Gegen den Schuldspruch wendet die Angeklagte nur ein, dass der Vorderrichter entgegen der herrschenden Rechtsprechung eine fortgesetzte Handlung angenommen hat. Die Frage, ob mehrfache Verstöße gegen den § 218 StGB gegenüber verschiedenen Personen überhaupt in Fortsetzungszusammenhang stehen oder unter dem Gesichtspunkte einer Sammelstraftat eine Handlungseinheit bilden können, bedarf jedoch keiner Entscheidung; denn die Angeklagte ist dadurch nicht beschwert, dass die Strafkammer statt auf mehrere nur auf ein Verbrechen der Abtreibung erkannt hat. Im übrigen lässt der Schuldspruch keinen Rechtsirrtum erkennen.

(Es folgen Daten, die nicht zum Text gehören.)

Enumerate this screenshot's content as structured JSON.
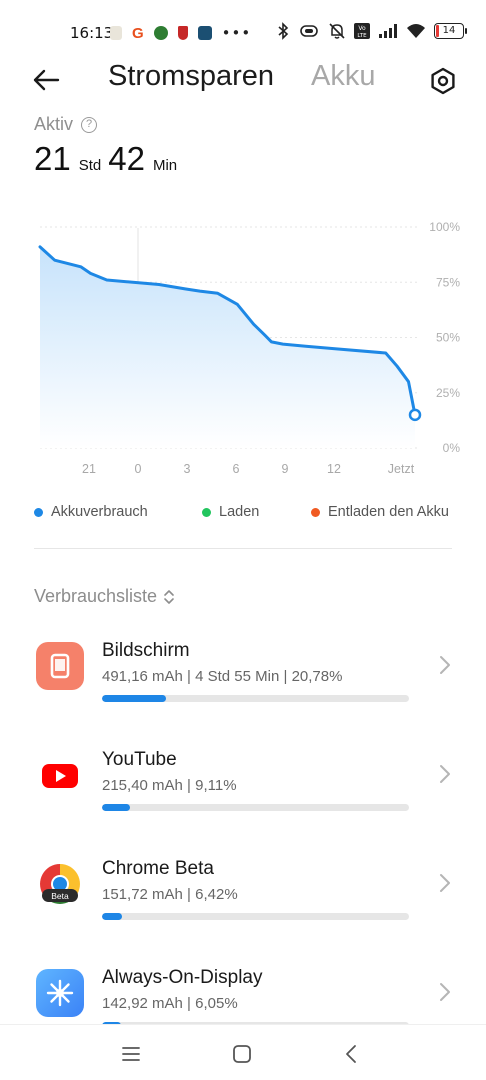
{
  "status_bar": {
    "time": "16:13",
    "overflow": "•••",
    "battery_level": "14",
    "icons": [
      "bluetooth-icon",
      "vibrate-icon",
      "mute-icon",
      "volte-icon",
      "signal-icon",
      "wifi-icon",
      "battery-icon"
    ]
  },
  "header": {
    "tab_active": "Stromsparen",
    "tab_inactive": "Akku"
  },
  "summary": {
    "label": "Aktiv",
    "help": "?",
    "hours": "21",
    "hours_unit": "Std",
    "minutes": "42",
    "minutes_unit": "Min"
  },
  "chart_data": {
    "type": "area",
    "y_ticks": [
      "100%",
      "75%",
      "50%",
      "25%",
      "0%"
    ],
    "x_ticks": [
      "21",
      "0",
      "3",
      "6",
      "9",
      "12",
      "Jetzt"
    ],
    "ylim": [
      0,
      100
    ],
    "x": [
      0,
      0.9,
      2.5,
      3.1,
      4.1,
      7.3,
      8.9,
      9.8,
      10.9,
      12.1,
      13.1,
      13.8,
      14.2,
      14.9,
      16.3,
      18,
      21.2,
      21.9,
      22.6,
      23
    ],
    "values": [
      91,
      85,
      82,
      79,
      76,
      74,
      72,
      71,
      70,
      65,
      56,
      51,
      48,
      47,
      46,
      45,
      43,
      37,
      30,
      15
    ],
    "line_color": "#1e88e5",
    "series": [
      {
        "name": "Akkuverbrauch",
        "color": "#1e88e5"
      },
      {
        "name": "Laden",
        "color": "#22c55e"
      },
      {
        "name": "Entladen den Akku",
        "color": "#f05a22"
      }
    ]
  },
  "section": {
    "title": "Verbrauchsliste",
    "sort_icon": "sort-updown-icon"
  },
  "apps": [
    {
      "name": "Bildschirm",
      "stats": "491,16 mAh | 4 Std 55 Min  | 20,78%",
      "progress": 0.2078,
      "icon": "screen-icon"
    },
    {
      "name": "YouTube",
      "stats": "215,40 mAh | 9,11%",
      "progress": 0.0911,
      "icon": "youtube-icon"
    },
    {
      "name": "Chrome Beta",
      "stats": "151,72 mAh | 6,42%",
      "progress": 0.0642,
      "icon": "chrome-beta-icon",
      "badge": "Beta"
    },
    {
      "name": "Always-On-Display",
      "stats": "142,92 mAh | 6,05%",
      "progress": 0.0605,
      "icon": "always-on-display-icon"
    }
  ],
  "colors": {
    "accent": "#1e86e6",
    "bildschirm_icon": "#f5816a",
    "youtube_red": "#ff0000",
    "aod_blue": "#4aa3f7"
  }
}
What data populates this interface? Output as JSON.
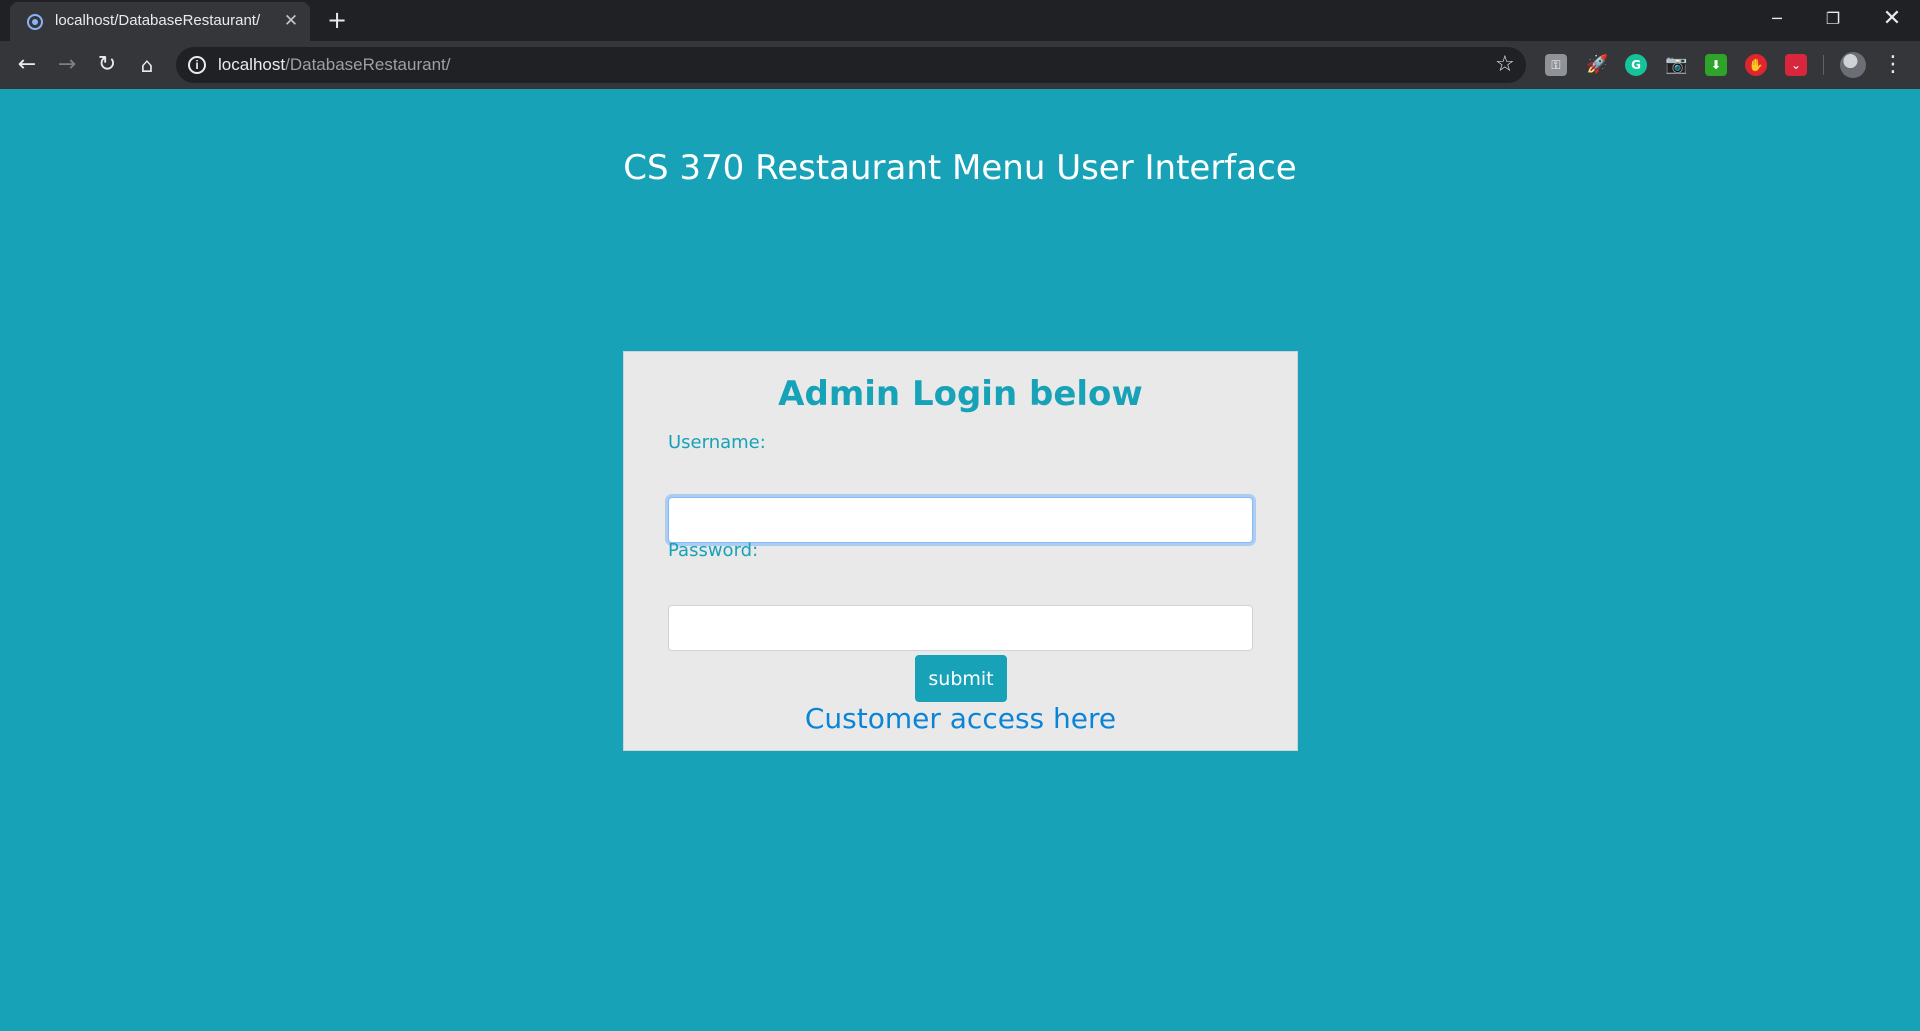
{
  "browser": {
    "tab": {
      "title": "localhost/DatabaseRestaurant/",
      "close_glyph": "✕",
      "favicon": "site-favicon"
    },
    "new_tab_glyph": "+",
    "window_controls": {
      "minimize_glyph": "─",
      "maximize_glyph": "❐",
      "close_glyph": "✕"
    },
    "nav": {
      "back_glyph": "←",
      "forward_glyph": "→",
      "reload_glyph": "↻",
      "home_glyph": "⌂"
    },
    "address": {
      "info_glyph": "i",
      "host": "localhost",
      "path": "/DatabaseRestaurant/",
      "star_glyph": "☆"
    },
    "extensions": [
      {
        "name": "extension-icon",
        "glyph": "⚿"
      },
      {
        "name": "rocket-extension-icon",
        "glyph": "🚀"
      },
      {
        "name": "grammarly-icon",
        "glyph": "G"
      },
      {
        "name": "camera-icon",
        "glyph": "📷"
      },
      {
        "name": "download-extension-icon",
        "glyph": "⬇"
      },
      {
        "name": "adblock-icon",
        "glyph": "✋"
      },
      {
        "name": "pocket-icon",
        "glyph": "⌄"
      }
    ],
    "menu_glyph": "⋮"
  },
  "page": {
    "title": "CS 370 Restaurant Menu User Interface",
    "background_color": "#17a2b8"
  },
  "login": {
    "heading": "Admin Login below",
    "username_label": "Username:",
    "username_value": "",
    "password_label": "Password:",
    "password_value": "",
    "submit_label": "submit",
    "customer_link_text": "Customer access here",
    "accent_color": "#17a2b8",
    "link_color": "#0b84d8",
    "card_color": "#e9e9e9"
  }
}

Das Bedenken des Oberbundesanwalts, ob in 8 Fällen die Feststellungen zur Nachprüfung der Rechtsanwendung ausreichten, teilt der Senat nicht; denn das Urteil stellt die Tatzeit, den Tatort, die Art der Tatausführung und den Erfolg, damit aber die Merkmale, die zur Anwendung des § 218 Abs. 3 StGB in jedem einzelnen Falle gehören, erschöpfend dar. Dass die Strafkammer in 8 Fällen die Namen der Opfer nicht hat ermitteln können, ist bedeutungslos.

Den Strafausspruch kann die möglicherweise unrichtige Auffassung der Strafkammer nicht zu Ungunsten der Angeklagten beeinflusst haben. Insoweit macht die Revision nur geltend, „dass der Sinn der Strafe durch eine niedrigere Verurteilung hätte erfüllt werden können.“ Damit greift sie aber in unzulässiger Weise in die dem pflichtgemäßen Ermessen des Tatrichters vorbehaltene Strafzumessung ein, die das Revisionsgericht nur auf Rechtsfehler hin nachprüfen darf. Solche sind hier nicht ersichtlich. Was die Revision in dieser Hinsicht gegen die Höhe der Strafe vorbringt, liegt ausschließlich auf tatsächlichem Gebiet und ist deshalb für das Revisionsgericht unbeachtlich.